Of course the real problem is ‘universality’.  No private company will ever promise it because no profit is to be gained from unprofitable parts of the citizen universe.  An easy example is SaskPower.  It was formed in 1929 to figure out how to supply electricity to everyone in Saskatchewan which the multitude of cherry-picking private companies would not do.  Depression and the war intervened and it was only in 1949 that SaskPower bought out the last of the private companies and began to string line all over the province.  Although cost conscious and wisely adopting a single line ground return system (as New Zealand had done) cutting the cost of wire needed in half, it did not measure efficiency by cost alone; more important was providing service to the entire population.  And, of course the inefficient private producers—inefficient as measured by the thousands of citizens they would never service—did very well; my father’s friend who owned the National Light and Power Company supplying Moose Jaw with power, had a ‘golden’ rule: if you lived 12 miles from his plant you got no power.  With the money paid for his company he retired to the Bahamas from whence he sallied forth each year to remind us of his tropical pleasures.

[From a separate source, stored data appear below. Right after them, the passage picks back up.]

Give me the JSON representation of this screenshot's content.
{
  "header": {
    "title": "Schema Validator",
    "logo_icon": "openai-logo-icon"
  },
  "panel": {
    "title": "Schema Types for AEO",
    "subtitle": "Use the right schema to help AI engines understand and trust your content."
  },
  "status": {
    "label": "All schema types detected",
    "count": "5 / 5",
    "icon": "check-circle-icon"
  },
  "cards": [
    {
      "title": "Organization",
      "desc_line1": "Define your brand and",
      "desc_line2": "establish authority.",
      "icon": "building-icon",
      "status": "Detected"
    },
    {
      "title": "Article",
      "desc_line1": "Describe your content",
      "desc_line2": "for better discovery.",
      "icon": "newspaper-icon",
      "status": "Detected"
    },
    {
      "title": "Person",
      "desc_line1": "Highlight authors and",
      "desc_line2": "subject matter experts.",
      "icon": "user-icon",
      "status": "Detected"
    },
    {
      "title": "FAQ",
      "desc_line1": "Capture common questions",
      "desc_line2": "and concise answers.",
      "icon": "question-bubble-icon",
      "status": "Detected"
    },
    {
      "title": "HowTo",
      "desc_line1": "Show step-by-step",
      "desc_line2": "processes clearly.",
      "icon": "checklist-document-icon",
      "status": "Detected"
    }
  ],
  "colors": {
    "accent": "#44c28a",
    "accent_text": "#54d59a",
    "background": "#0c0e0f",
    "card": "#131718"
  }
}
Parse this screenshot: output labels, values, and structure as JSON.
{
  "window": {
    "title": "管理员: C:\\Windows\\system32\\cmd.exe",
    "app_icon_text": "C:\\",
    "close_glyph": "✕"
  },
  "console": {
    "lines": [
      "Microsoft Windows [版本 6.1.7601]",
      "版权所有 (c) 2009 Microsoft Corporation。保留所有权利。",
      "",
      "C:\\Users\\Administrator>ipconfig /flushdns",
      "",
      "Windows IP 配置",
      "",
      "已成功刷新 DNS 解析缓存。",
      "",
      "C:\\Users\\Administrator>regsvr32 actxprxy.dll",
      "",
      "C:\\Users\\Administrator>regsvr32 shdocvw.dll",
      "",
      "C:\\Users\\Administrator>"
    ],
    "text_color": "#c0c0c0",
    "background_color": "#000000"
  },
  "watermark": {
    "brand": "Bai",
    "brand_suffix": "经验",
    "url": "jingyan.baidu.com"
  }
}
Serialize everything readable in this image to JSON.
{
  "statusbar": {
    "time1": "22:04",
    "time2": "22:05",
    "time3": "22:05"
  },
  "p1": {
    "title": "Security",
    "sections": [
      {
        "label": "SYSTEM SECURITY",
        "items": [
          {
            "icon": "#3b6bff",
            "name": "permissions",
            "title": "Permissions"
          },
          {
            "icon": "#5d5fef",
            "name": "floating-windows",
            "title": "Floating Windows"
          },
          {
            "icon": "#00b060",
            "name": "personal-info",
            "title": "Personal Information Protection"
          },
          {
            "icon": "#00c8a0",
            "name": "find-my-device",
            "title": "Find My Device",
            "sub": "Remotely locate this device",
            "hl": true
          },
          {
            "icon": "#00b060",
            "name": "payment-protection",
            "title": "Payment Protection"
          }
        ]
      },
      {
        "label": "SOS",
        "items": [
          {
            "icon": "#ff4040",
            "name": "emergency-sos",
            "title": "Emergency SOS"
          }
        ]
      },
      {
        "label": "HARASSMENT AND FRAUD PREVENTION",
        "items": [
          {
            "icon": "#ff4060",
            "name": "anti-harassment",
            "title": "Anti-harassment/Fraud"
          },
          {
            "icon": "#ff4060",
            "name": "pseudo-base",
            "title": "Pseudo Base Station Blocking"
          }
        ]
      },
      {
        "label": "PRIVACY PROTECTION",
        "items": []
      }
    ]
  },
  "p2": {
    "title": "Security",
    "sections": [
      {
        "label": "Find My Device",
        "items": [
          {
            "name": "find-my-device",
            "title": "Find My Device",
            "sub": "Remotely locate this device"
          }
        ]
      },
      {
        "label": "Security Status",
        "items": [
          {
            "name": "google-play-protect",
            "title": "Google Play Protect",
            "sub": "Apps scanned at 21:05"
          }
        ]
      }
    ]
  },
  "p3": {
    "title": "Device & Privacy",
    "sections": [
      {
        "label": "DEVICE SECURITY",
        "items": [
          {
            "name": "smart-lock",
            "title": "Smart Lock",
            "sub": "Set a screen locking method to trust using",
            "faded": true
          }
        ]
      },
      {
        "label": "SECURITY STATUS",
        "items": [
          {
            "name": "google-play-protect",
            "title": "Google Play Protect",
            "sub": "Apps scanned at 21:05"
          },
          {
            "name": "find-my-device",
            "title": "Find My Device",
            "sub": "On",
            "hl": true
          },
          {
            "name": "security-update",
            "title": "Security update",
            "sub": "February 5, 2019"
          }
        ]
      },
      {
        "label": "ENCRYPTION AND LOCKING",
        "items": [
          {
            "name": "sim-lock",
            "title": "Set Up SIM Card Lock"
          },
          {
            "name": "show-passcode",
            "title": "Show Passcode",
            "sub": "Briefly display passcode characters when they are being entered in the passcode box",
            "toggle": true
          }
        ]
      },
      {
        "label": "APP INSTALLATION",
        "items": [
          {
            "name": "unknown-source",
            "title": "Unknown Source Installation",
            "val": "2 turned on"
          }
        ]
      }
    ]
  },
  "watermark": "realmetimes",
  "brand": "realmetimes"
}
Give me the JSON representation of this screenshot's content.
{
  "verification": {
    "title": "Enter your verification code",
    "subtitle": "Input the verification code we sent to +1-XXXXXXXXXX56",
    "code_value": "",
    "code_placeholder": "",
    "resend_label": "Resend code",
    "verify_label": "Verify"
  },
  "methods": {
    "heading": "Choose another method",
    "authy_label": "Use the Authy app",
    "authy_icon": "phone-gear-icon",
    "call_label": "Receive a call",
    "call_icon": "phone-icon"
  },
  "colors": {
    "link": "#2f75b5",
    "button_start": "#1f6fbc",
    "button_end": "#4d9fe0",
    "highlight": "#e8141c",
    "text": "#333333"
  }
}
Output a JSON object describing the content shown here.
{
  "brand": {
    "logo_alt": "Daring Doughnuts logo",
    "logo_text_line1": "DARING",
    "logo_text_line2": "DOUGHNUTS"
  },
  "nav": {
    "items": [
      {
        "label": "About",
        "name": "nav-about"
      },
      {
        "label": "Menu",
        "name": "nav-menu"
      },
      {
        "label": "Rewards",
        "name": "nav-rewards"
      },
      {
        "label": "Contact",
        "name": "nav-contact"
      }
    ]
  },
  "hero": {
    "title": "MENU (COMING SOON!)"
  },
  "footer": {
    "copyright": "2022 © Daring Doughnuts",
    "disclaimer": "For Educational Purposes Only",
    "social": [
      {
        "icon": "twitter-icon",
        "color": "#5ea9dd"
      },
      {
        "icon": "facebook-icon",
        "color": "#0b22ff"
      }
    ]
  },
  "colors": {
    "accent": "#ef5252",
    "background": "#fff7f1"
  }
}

Universality is the one measure private companies will never accede to.  For military services, medical services, highways, sewer and water services, postal delivery and public education universality is the abiding measure of public services delivered at the lowest cost to the individual by asking everyone to pay a small portion even they do not have a personal need for the service directly: adults and elders without children, persons in near perfect health, civilians who won’t be soldiers, etc.  But the service will be there at lower cost if they ever do need it.  However to work well it requires a population which can put self-interest aside for communal need.  In a culture bombarding us every day with the exceptional individual as alone responsible for everything good and efficient, dividing us into so-called ‘identity’ groups often at odds with one another, and minimizing the obvious creative successes of group effort, the attempt to put communal need up front has become increasing difficult, if not impossible.  Suggesting an area of universality which could be attempted brings out numerous ‘identity’ groups who claim they won’t pay for it because they themselves don’t want it and won’t use it and who seemingly have no compassion for those who do need it, often dismissing them as too lazy to earn enough to pay for the service; i.e. blaming the victim.

Taxes are a government’s main revenue and the constant cutting of them by Conservative governments is like asking Ford to eventually sell trucks below cost; cuts are one of the major sources of government debt as bonds are then issued to make up the short fall of lower taxes and to keep the services we have going.  And it has been suggested that the conservative clamour to constantly reduce taxes is indeed a method of making public services less and less manageable and setting the stage for a Thatcher-life sell off of public services to private industry.  We see nefarious danger in China’s government supported ‘private’ industries building our ferries but seemingly have little problem with the vast inroads private companies have already made into our public services, for example our wonderful Federal Dental plan turned over to Sun Life to run, our BC MSP accounting run by Maximus. or Accenture running BC Hydro’s accounting—BC Hydro terminated Accenture’s contract in 1917 after 15 years of non-compliance with the performance standards set by the Liberal government and then happily ignored by the same Liberals who touted it as a more efficient than deliver by civil service employees.

Currently we have Canada Post mandated by law to service all Canadians and then expected to compete financially with private couriers who work under no such constraint and would likely withdraw their services if asked to do so.  Rather than asking our politicians to cut taxes we should be demanding real accountability and increased taxation to fund efficient universal services.